Decomposition of elastic potential energy and a rational metric for aftershock generation

Abstract

SUMMARY The occurrence of earthquakes can be regarded as shear fracture releasing the elastic potential energy stored in the Earth. The potential energy density of linear elastic forces is generally represented in the quadratic form of strain tensor components with the fourth-order coefficient tensor of elastic stiffness. When the material is isotropic, since the stiffness tensor is expressible as a linear combination of two independent symmetric tensors, we can decompose the elastic potential energy density into two independent parts, namely the volumetric part and the shearing part.
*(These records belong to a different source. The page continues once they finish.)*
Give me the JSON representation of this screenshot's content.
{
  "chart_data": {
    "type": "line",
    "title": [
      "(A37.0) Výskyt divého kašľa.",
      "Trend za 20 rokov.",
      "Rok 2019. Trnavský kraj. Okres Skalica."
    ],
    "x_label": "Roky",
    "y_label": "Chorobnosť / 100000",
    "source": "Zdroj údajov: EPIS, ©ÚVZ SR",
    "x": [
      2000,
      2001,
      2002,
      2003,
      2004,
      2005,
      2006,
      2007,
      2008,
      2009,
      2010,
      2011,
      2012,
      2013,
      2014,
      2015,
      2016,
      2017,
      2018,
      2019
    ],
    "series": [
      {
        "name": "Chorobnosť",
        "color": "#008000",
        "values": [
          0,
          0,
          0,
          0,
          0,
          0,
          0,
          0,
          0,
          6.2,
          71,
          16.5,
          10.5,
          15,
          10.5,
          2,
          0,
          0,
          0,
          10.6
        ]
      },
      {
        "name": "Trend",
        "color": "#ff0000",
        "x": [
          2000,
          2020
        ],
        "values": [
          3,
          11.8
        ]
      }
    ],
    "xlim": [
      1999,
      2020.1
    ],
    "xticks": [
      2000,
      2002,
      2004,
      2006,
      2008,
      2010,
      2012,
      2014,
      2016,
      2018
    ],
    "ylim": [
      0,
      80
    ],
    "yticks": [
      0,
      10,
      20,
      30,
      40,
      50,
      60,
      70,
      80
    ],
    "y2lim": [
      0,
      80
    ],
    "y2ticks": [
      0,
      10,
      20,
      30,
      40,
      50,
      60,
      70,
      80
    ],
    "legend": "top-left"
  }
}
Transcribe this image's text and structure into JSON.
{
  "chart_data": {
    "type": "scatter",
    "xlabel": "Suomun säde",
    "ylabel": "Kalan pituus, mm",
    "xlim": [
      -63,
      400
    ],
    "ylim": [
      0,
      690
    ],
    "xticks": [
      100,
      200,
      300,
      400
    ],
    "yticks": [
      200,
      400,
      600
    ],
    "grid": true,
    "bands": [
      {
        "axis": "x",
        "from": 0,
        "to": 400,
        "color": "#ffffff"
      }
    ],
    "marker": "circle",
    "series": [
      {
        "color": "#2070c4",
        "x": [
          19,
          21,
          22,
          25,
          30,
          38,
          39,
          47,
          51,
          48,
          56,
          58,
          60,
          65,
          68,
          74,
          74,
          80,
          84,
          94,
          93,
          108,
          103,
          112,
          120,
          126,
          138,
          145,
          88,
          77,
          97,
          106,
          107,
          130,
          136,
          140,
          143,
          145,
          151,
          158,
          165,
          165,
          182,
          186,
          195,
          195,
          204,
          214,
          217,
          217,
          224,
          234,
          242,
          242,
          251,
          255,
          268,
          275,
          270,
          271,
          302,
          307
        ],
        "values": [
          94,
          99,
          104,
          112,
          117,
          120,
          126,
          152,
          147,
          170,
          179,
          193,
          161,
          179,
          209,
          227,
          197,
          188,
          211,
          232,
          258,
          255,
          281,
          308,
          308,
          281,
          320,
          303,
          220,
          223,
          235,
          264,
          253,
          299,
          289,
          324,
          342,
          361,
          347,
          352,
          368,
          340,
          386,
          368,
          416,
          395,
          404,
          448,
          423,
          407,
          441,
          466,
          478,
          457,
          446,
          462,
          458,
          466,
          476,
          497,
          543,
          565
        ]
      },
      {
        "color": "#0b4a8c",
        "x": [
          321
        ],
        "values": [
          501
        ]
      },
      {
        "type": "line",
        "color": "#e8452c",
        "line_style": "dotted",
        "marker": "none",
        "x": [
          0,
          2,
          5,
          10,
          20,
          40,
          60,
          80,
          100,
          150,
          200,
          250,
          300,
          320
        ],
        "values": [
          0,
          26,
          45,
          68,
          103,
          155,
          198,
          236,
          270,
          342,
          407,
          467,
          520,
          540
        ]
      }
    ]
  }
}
By definition, the partial derivatives of the elastic potential energy density with respect to volumetric and shearing deformations give the corresponding generalized forces in the sense of Lagrangian mechanics: specifically, one-third of the first invariant of stress tensor (equivalent to the mean stress) to volumetric deformation and the square root of the second invariant of deviatoric stress tensor (equivalent to $\sqrt {3/2} $ times the octahedral shear stress). With these generalized forces instead of the normal and tangential stresses on a specific fault plane, we correctly represented the original concept of Coulomb's failure criterion (shear failure occurs when shearing stress is equal to shearing strength) and defined energetics-based failure stress (EFS). The change in EFS associated with the occurrence of a main fracture (ΔEFS) gives a rational metric for aftershock generation, which can be reduced to previously proposed various metrics in special cases. For example, when the level of background deviatoric stress is much higher than the magnitude of coseismic stress changes, the expression of ΔEFS is reduced to a similar form to the well-known Coulomb failure stress change (ΔCFS). Even in the energetics-based metric, the effects of pore-fluid pressure changes are essential. We theoretically examined the mechanical effects of induced and enforced pore-fluid pressure changes and elucidated that the difference between them is reflected in the focal mechanisms of aftershocks.